Results
We implemented the U-Net model using a custom Tensorflow
model.
We did not use our Byron
or NumPyNet
libraries since the training section is very computational expensive and in this project we had the possibility to use a NVidia GeForce RTX 2080 Ti which can be easily managed using a Tensorflow
implementation 1.
Also the data augmentation step was performed by the Tensorflow
framework.
The training performances in terms of loss (binary CrossEntropy) and accuracy (we have already mentioned that it is not a good estimator in segmentation task but it is “required” in standard training plot) were shown in Fig. 1.
As can be seen in the left plot of Fig. 1 the binary cross-entropy loss tends to saturate just after the 40 training epochs and in the same way also the accuracy score reaches its plateau. We would stress that the accuracy metric is not a good indicator for segmentation applications and it can be proved by the right plot of Fig. 1 in which the accuracy value starts from more than 93% in the first iteration, i.e when the model weights are completely random.
Using the tuned weights obtained by the training step we validate our model on the 40 images which compose the test set.
We fed our Neural Network model with each CT slice and we filtered the output 2 using a thresholding of 10^-2
, i.e values less or equal to the threshold were turned off.
From each slice the IoU score was computed with the corresponding ground truth, i.e the binary mask extracted with our semi-automatic (and not medically accurate) pipeline.
In Fig. 2 we show the distribution of IoU score over the 40 test images.
The major part of the test slices obtained a IoU score greater then 0.8 which corresponds to a good agreement between the model output and ground truth.
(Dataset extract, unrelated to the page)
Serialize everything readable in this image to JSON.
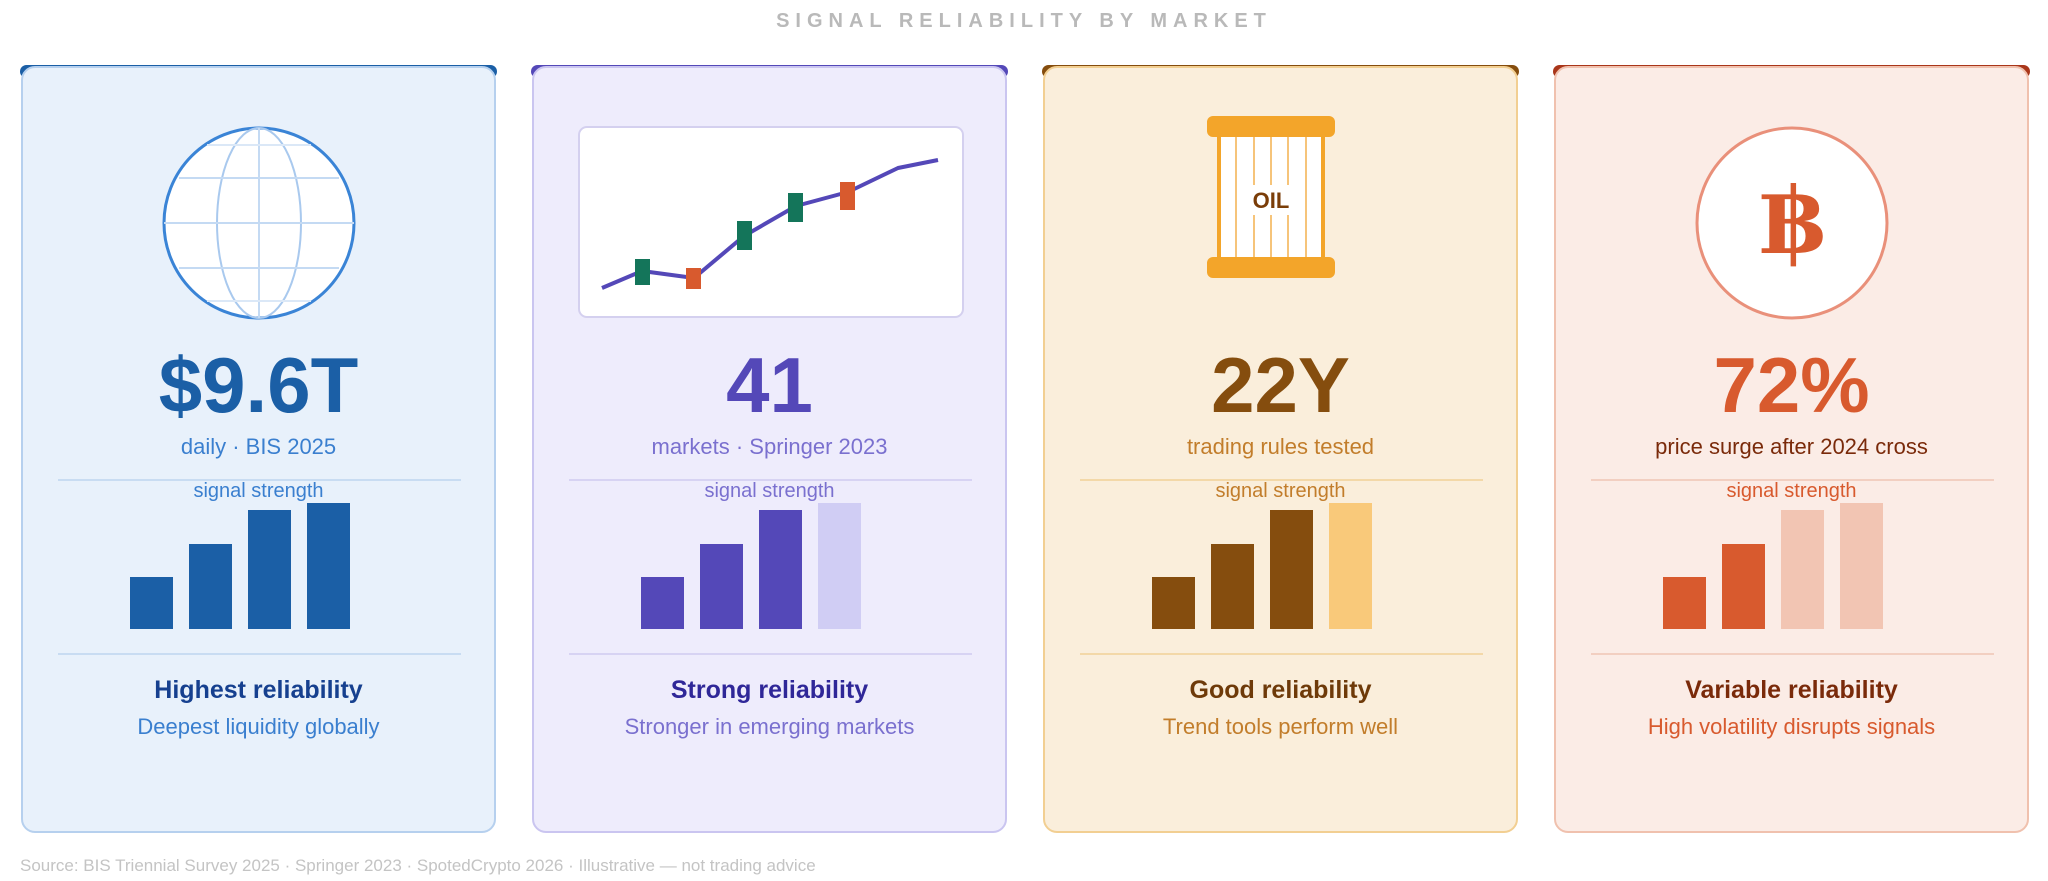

Only a 20% (10/40 slices) of the test slices showed a IoU score less than 0.8 and thus a binary mask quite different from the desired output. In Fig. 3 we show some of the good results obtained using our trained model.
Despite the first slice shown in Fig. 3 could be easily segmented also by our custom image processing pipeline (the bone extraction in this case is quite easy) the second two slices show more difficult tasks in which it is hard to discriminate between the femur head and the acetabular fossa. In all these case the U-Net model was able to discriminate between the bones with a good agreement with our naive ground truth. However, the model still produces some false positive segmentations also in these cases: the output could be corrected re-applying our image processing pipeline and thus filtering the bone identifications outside in disagreement with the connected components centroids obtained by the previous slice. To completely prove our results we need of more data and certainly more annotation slices but we these preliminary results encourage us to use Neural Network model like the U-Net one to face the segmentation problems also in bio-medical imaging.